The Court recently narrowed the scope of such an exception in In re Corral-Lerma, 451 S.W.3d 385, 386-87 (Tex. 2014). There, the judgment creditor argued that Nalle Plastics did not apply to the fees awarded under the Texas Theft Liability Act because the Act mandates that a prevailing defendant be awarded fees even without being awarded compensatory damages. Id. at 386-87, 388. The Court rejected that argument and reemphasized that attorney’s fees are inherently different from compensatory damages and “[w]hile attorney’s fees for the prosecution or defense of a claim may be compensatory in that they help make a claimant whole, they are not and have never been damages.” Id. at 387 (quoting Nalle Plastics) (emphasis added). The Court further held that the calculation of the security amount should not include interest on fees “[n]or on any other category of a judgment not required to be included in the security amount.” Id.
Earlier this month, the Texas Supreme Court had added profit disgorgement to the list of awards that are not compensatory damages and should not be included in the security calculation. In re Longview Energy Co., No. 14-0175, 2015 Tex. LEXIS 438 (Tex. May 8, 2015). Comparing profit disgorgement to attorney’s fees, the Court held that disgorgement of profit is “compensatory in the same sense [as] attorney fees, interest and costs are,” profit disgorgement is not a form of damages. Id. at * 15-16.

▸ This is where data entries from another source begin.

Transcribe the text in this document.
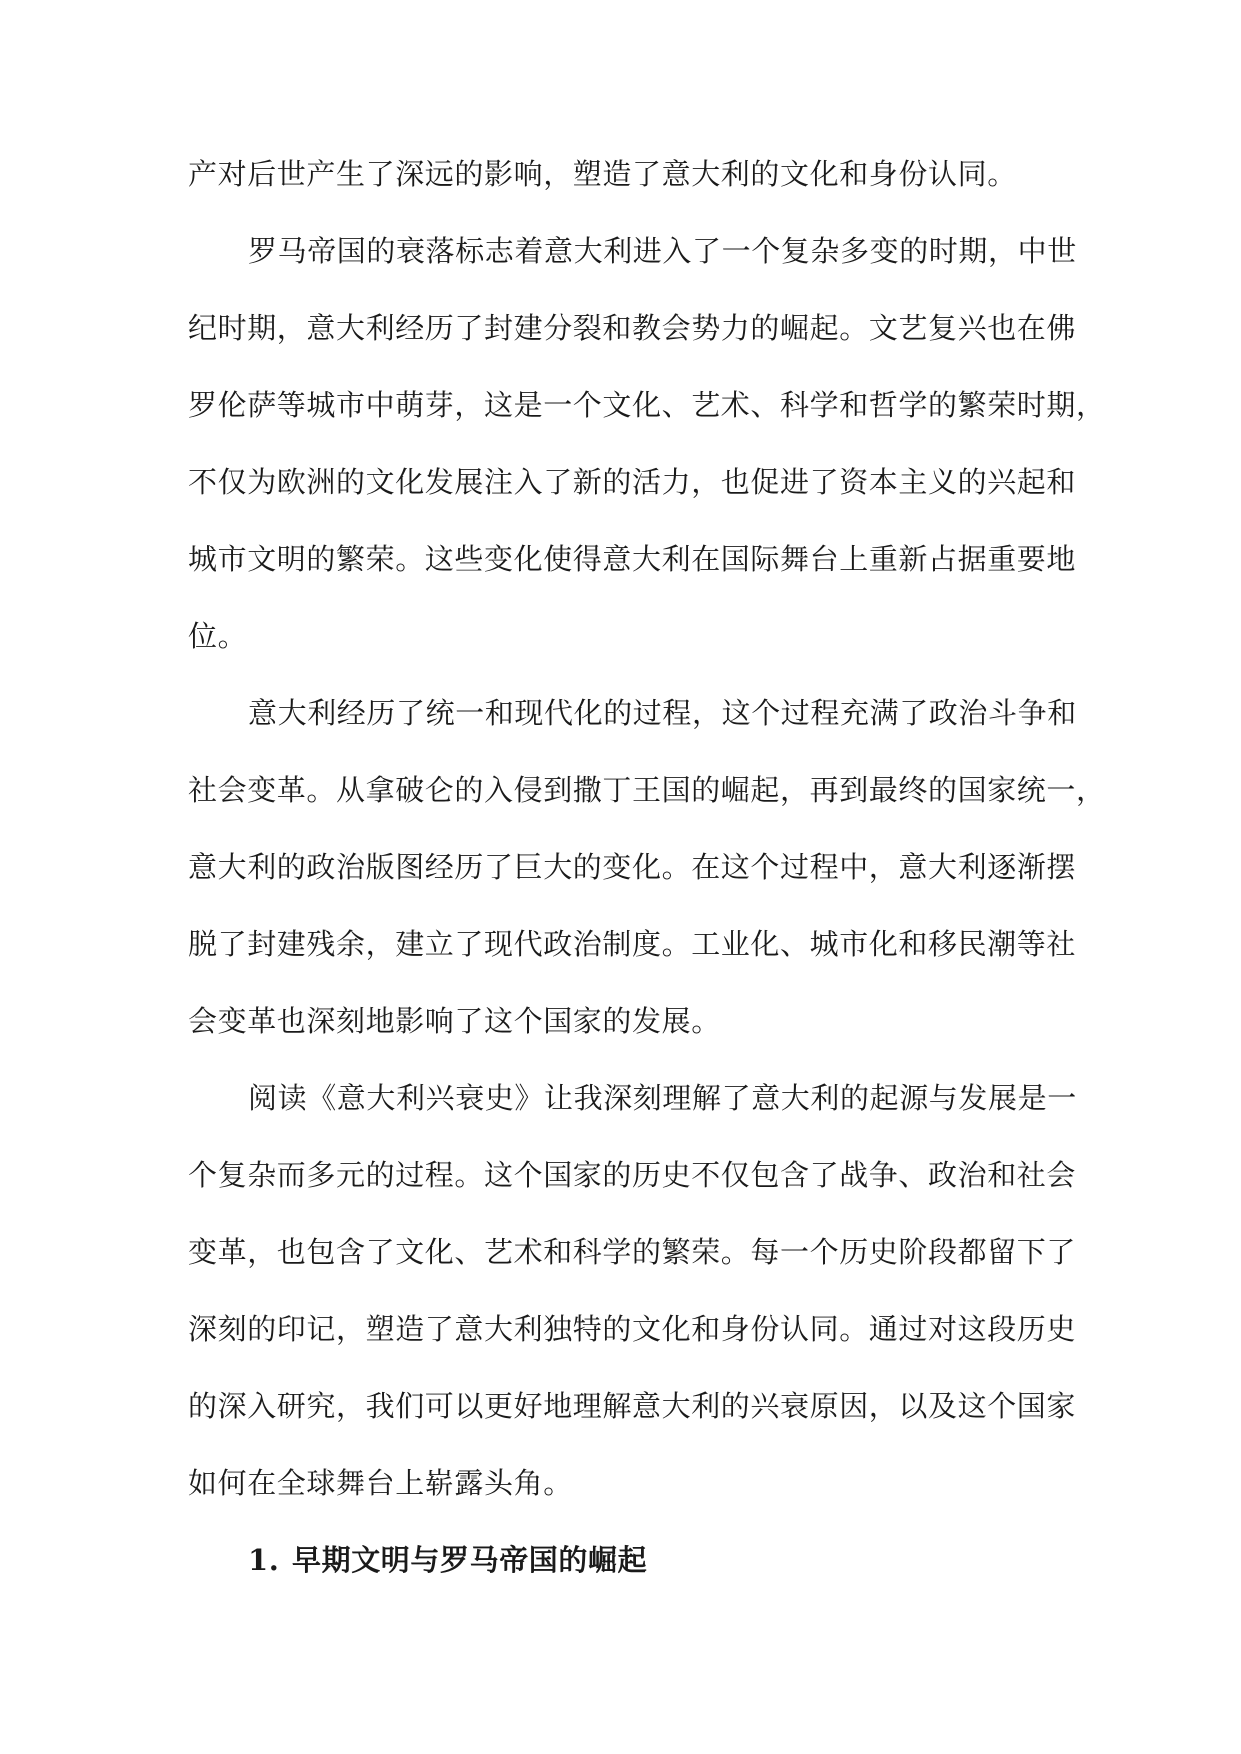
产对后世产生了深远的影响，塑造了意大利的文化和身份认同。
罗马帝国的衰落标志着意大利进入了一个复杂多变的时期，中世
纪时期，意大利经历了封建分裂和教会势力的崛起。文艺复兴也在佛
罗伦萨等城市中萌芽，这是一个文化、艺术、科学和哲学的繁荣时期，
不仅为欧洲的文化发展注入了新的活力，也促进了资本主义的兴起和
城市文明的繁荣。这些变化使得意大利在国际舞台上重新占据重要地
位。
意大利经历了统一和现代化的过程，这个过程充满了政治斗争和
社会变革。从拿破仑的入侵到撒丁王国的崛起，再到最终的国家统一，
意大利的政治版图经历了巨大的变化。在这个过程中，意大利逐渐摆
脱了封建残余，建立了现代政治制度。工业化、城市化和移民潮等社
会变革也深刻地影响了这个国家的发展。
阅读《意大利兴衰史》让我深刻理解了意大利的起源与发展是一
个复杂而多元的过程。这个国家的历史不仅包含了战争、政治和社会
变革，也包含了文化、艺术和科学的繁荣。每一个历史阶段都留下了
深刻的印记，塑造了意大利独特的文化和身份认同。通过对这段历史
的深入研究，我们可以更好地理解意大利的兴衰原因，以及这个国家
如何在全球舞台上崭露头角。
1. 早期文明与罗马帝国的崛起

Both Corral-Lerma and Longview Energy provide simple explanations why certain awards are not compensatory damages. The next time you need to calculate security for an appeal, you might want to take a look at these cases and see if any “damages” awarded against your client can be carved out of the security calculation based on the Texas Supreme Court’s current view and the Court’s reasoning on this issue.